Wednesday, April 11, 2012
The Way Home
On the outskirts of Nevada City, we ran into an old friend, Mountain Misery. I knew it by a friendlier name given to it by the Miwok people, Kit-kit-dizze. To botanists, it's a member of the rose family and is called Chamaebatia foliolosa (2nd photo). It's pretty obvious when around this plant that we humans don't all have the same olfactory apparatus. To some, it has a stench; to others, it has a very pleasant, spicy or woodsy aroma. I'm in the latter group. This early in spring, they aren't blooming yet, but when they do, the flowers look very much like those of strawberries.
The third photo is one of the more attractive roadside waterfalls with a lush growth of mosses, ferns, and liverworts on either side. This one was in a canyon between Indian Valley and Camptonville.
The next part of our trip had more to do with lunch and shopping in Nevada City and Grass Valley, and making the hard decision about which way to go home.

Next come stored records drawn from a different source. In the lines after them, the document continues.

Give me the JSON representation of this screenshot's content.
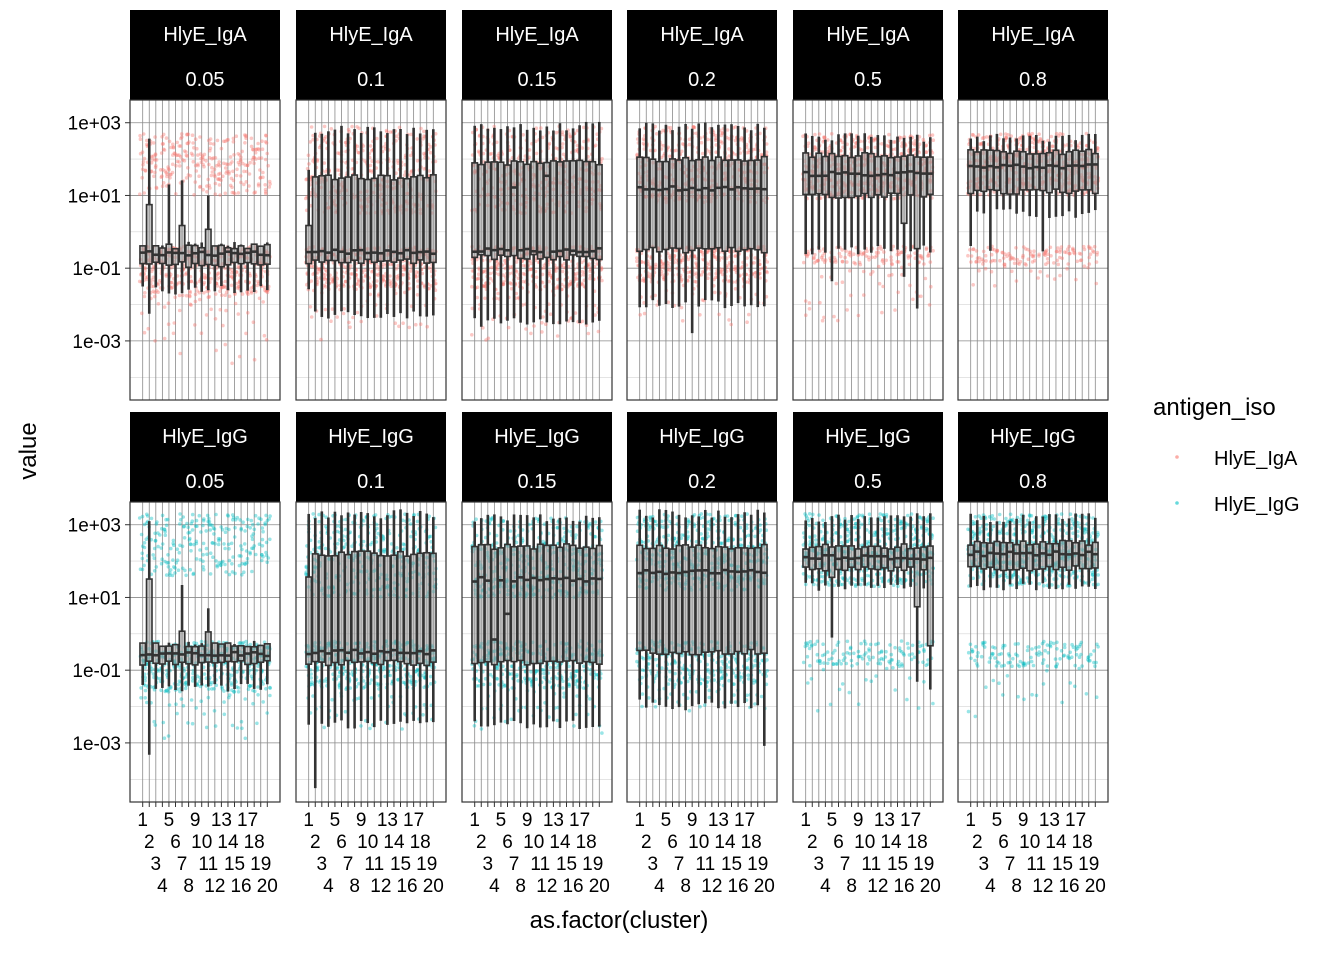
{
  "chart_data": {
    "type": "box",
    "overlay": "jittered points",
    "xlabel": "as.factor(cluster)",
    "ylabel": "value",
    "y_scale": "log10",
    "ylim_log10": [
      -4.625,
      3.625
    ],
    "y_ticks": [
      {
        "log10": 3,
        "label": "1e+03"
      },
      {
        "log10": 1,
        "label": "1e+01"
      },
      {
        "log10": -1,
        "label": "1e-01"
      },
      {
        "log10": -3,
        "label": "1e-03"
      }
    ],
    "categories": [
      "1",
      "2",
      "3",
      "4",
      "5",
      "6",
      "7",
      "8",
      "9",
      "10",
      "11",
      "12",
      "13",
      "14",
      "15",
      "16",
      "17",
      "18",
      "19",
      "20"
    ],
    "grid": true,
    "legend": {
      "title": "antigen_iso",
      "position": "right",
      "entries": [
        {
          "label": "HlyE_IgA",
          "color": "#F8766D"
        },
        {
          "label": "HlyE_IgG",
          "color": "#00BFC4"
        }
      ]
    },
    "facet_rows": [
      "HlyE_IgA",
      "HlyE_IgG"
    ],
    "facet_cols": [
      "0.05",
      "0.1",
      "0.15",
      "0.2",
      "0.5",
      "0.8"
    ],
    "panels": [
      {
        "row": 0,
        "col": 0,
        "box_log10": {
          "lower": -1.6,
          "q1": -0.9,
          "median": -0.6,
          "q3": -0.4,
          "upper": -0.4
        },
        "cluster_overrides": {
          "2": {
            "q3": 0.8,
            "upper": 2.5,
            "lower": -2.3
          },
          "5": {
            "upper": 1.3
          },
          "7": {
            "q3": 0.1,
            "upper": 1.5
          },
          "11": {
            "q3": 0.0,
            "upper": 1.0
          }
        },
        "point_bands": [
          {
            "range": [
              1.0,
              2.7
            ],
            "n": 14
          },
          {
            "range": [
              -1.8,
              -0.4
            ],
            "n": 18
          },
          {
            "range": [
              -3.7,
              -1.8
            ],
            "n": 2
          }
        ]
      },
      {
        "row": 0,
        "col": 1,
        "box_log10": {
          "lower": -2.3,
          "q1": -0.8,
          "median": -0.55,
          "q3": 1.5,
          "upper": 2.8
        },
        "cluster_overrides": {
          "1": {
            "q3": 0.2,
            "upper": 1.8,
            "lower": -1.6
          }
        },
        "point_bands": [
          {
            "range": [
              0.5,
              2.9
            ],
            "n": 18
          },
          {
            "range": [
              -1.6,
              -0.4
            ],
            "n": 18
          },
          {
            "range": [
              -3.0,
              -1.6
            ],
            "n": 2
          }
        ]
      },
      {
        "row": 0,
        "col": 2,
        "box_log10": {
          "lower": -2.5,
          "q1": -0.7,
          "median": -0.5,
          "q3": 1.9,
          "upper": 2.9
        },
        "cluster_overrides": {
          "7": {
            "median": 1.2
          },
          "12": {
            "median": 1.5
          }
        },
        "point_bands": [
          {
            "range": [
              0.5,
              2.9
            ],
            "n": 18
          },
          {
            "range": [
              -1.6,
              -0.4
            ],
            "n": 18
          },
          {
            "range": [
              -3.0,
              -1.6
            ],
            "n": 3
          }
        ]
      },
      {
        "row": 0,
        "col": 3,
        "box_log10": {
          "lower": -2.0,
          "q1": -0.5,
          "median": 1.2,
          "q3": 2.0,
          "upper": 2.9
        },
        "cluster_overrides": {
          "9": {
            "lower": -2.7
          }
        },
        "point_bands": [
          {
            "range": [
              0.8,
              2.9
            ],
            "n": 20
          },
          {
            "range": [
              -1.4,
              -0.4
            ],
            "n": 16
          },
          {
            "range": [
              -2.6,
              -1.4
            ],
            "n": 2
          }
        ]
      },
      {
        "row": 0,
        "col": 4,
        "box_log10": {
          "lower": -0.5,
          "q1": 1.0,
          "median": 1.6,
          "q3": 2.1,
          "upper": 2.6
        },
        "cluster_overrides": {
          "5": {
            "lower": -1.3
          },
          "16": {
            "q1": 0.3,
            "lower": -1.2
          },
          "18": {
            "q1": -0.5,
            "lower": -2.0
          }
        },
        "point_bands": [
          {
            "range": [
              0.9,
              2.7
            ],
            "n": 22
          },
          {
            "range": [
              -0.9,
              -0.4
            ],
            "n": 6
          },
          {
            "range": [
              -2.6,
              -0.9
            ],
            "n": 2
          }
        ]
      },
      {
        "row": 0,
        "col": 5,
        "box_log10": {
          "lower": 0.5,
          "q1": 1.1,
          "median": 1.8,
          "q3": 2.2,
          "upper": 2.6
        },
        "cluster_overrides": {
          "1": {
            "lower": -0.5
          },
          "4": {
            "lower": -0.5
          },
          "12": {
            "lower": -0.5
          }
        },
        "point_bands": [
          {
            "range": [
              1.0,
              2.7
            ],
            "n": 22
          },
          {
            "range": [
              -0.9,
              -0.4
            ],
            "n": 6
          },
          {
            "range": [
              -1.6,
              -0.9
            ],
            "n": 1
          }
        ]
      },
      {
        "row": 1,
        "col": 0,
        "box_log10": {
          "lower": -1.5,
          "q1": -0.8,
          "median": -0.55,
          "q3": -0.3,
          "upper": -0.3
        },
        "cluster_overrides": {
          "2": {
            "q3": 1.5,
            "upper": 3.0,
            "lower": -3.3
          },
          "7": {
            "q3": 0.0,
            "upper": 1.3
          },
          "11": {
            "q3": 0.0,
            "upper": 0.8
          }
        },
        "point_bands": [
          {
            "range": [
              1.6,
              3.3
            ],
            "n": 12
          },
          {
            "range": [
              -1.6,
              -0.2
            ],
            "n": 18
          },
          {
            "range": [
              -3.0,
              -1.6
            ],
            "n": 2
          }
        ]
      },
      {
        "row": 1,
        "col": 1,
        "box_log10": {
          "lower": -2.5,
          "q1": -0.8,
          "median": -0.5,
          "q3": 2.2,
          "upper": 3.3
        },
        "cluster_overrides": {
          "1": {
            "q3": 1.5
          },
          "2": {
            "lower": -4.3
          }
        },
        "point_bands": [
          {
            "range": [
              1.0,
              3.3
            ],
            "n": 18
          },
          {
            "range": [
              -1.5,
              -0.2
            ],
            "n": 18
          },
          {
            "range": [
              -2.8,
              -1.5
            ],
            "n": 2
          }
        ]
      },
      {
        "row": 1,
        "col": 2,
        "box_log10": {
          "lower": -2.5,
          "q1": -0.8,
          "median": 1.5,
          "q3": 2.4,
          "upper": 3.2
        },
        "cluster_overrides": {
          "4": {
            "median": -0.2
          },
          "6": {
            "median": 0.5
          }
        },
        "point_bands": [
          {
            "range": [
              1.0,
              3.2
            ],
            "n": 20
          },
          {
            "range": [
              -1.5,
              -0.2
            ],
            "n": 16
          },
          {
            "range": [
              -2.8,
              -1.5
            ],
            "n": 2
          }
        ]
      },
      {
        "row": 1,
        "col": 3,
        "box_log10": {
          "lower": -2.0,
          "q1": -0.5,
          "median": 1.7,
          "q3": 2.4,
          "upper": 3.3
        },
        "cluster_overrides": {
          "1": {
            "lower": -1.8
          },
          "20": {
            "lower": -3.0
          }
        },
        "point_bands": [
          {
            "range": [
              1.2,
              3.3
            ],
            "n": 22
          },
          {
            "range": [
              -1.4,
              -0.2
            ],
            "n": 14
          },
          {
            "range": [
              -2.2,
              -1.4
            ],
            "n": 2
          }
        ]
      },
      {
        "row": 1,
        "col": 4,
        "box_log10": {
          "lower": 1.3,
          "q1": 1.8,
          "median": 2.1,
          "q3": 2.4,
          "upper": 3.2
        },
        "cluster_overrides": {
          "5": {
            "q1": 1.5,
            "lower": -0.2
          },
          "18": {
            "q1": 0.7,
            "lower": -1.2
          },
          "20": {
            "q1": -0.3,
            "lower": -1.6
          }
        },
        "point_bands": [
          {
            "range": [
              1.3,
              3.3
            ],
            "n": 24
          },
          {
            "range": [
              -0.9,
              -0.2
            ],
            "n": 6
          },
          {
            "range": [
              -2.2,
              -0.9
            ],
            "n": 1
          }
        ]
      },
      {
        "row": 1,
        "col": 5,
        "box_log10": {
          "lower": 1.3,
          "q1": 1.8,
          "median": 2.2,
          "q3": 2.5,
          "upper": 3.2
        },
        "cluster_overrides": {},
        "point_bands": [
          {
            "range": [
              1.3,
              3.3
            ],
            "n": 24
          },
          {
            "range": [
              -0.9,
              -0.2
            ],
            "n": 6
          },
          {
            "range": [
              -2.4,
              -0.9
            ],
            "n": 1
          }
        ]
      }
    ]
  }
}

We opted for more nostalgia and decided to take Highway 20 down to Marysville, then get on 70 and return to Quincy via the Feather River Canyon. Specifically, I wanted to follow up on a rumor that Scarlet Fritillary was blooming in the canyon.
I had to make one little detour to take in the tiny communities of Smartsville and Timbuctu. Between the two towns, I found a nice crop of Blue Dicks (4th photo) by the roadside. This is one of the many lily-like plants once named Brodiaea captitatum, and placed squarely in the lily family, but now known as Dichelostemma capitatum and moved into the Asparagaceae. I'm working on a pamphlet I'll call "Those Elusive Lilioids" and Blue Dicks will play a starring role in the story.
After refreshments in Marysville, we headed north and entered the Feather River Canyon past Oroville. As we descended from Jarbo Gap, a bright orange cluster of flowers got my attention on a dangerous curve. I managed a safe stop and hiked back to find a lone Wallflower, Erysimum capitatum, on the roadside overlooking the Feather River far below. (5th and 6th photos above) The characteristic four petals are why it was originally in the family Cruciferae. It's still in the same family, the mustard family, but its new technical name is Brassicaceae. In this part of the canyon they are bright orange, but the closer we got to Quincy, the more likely they were yellow.
On my way back to the car, I kept my view close to the ground in search of Grass Pinks, Petrorhagia dubia, a successfully naturalized member of the Family Carophyllaceae. I found a few with pinkish buds, but none opened yet. I did stumble across a nice specimen of Paintbrush however. (7th photo) Finally, the reason I chose to come home via the canyon: near the former Indian Jim School I found a patch of Scarlet Fritillary on the left side of the road at a very bad place to stop. I have photographed them here before, so I knew to drive another hundred yards or so toward safer parking and hike back. I got a dozen photos when my camera notified me that my card was full. Close call. These are beautiful flowers, and they are still lilies: Fritillaria recurva.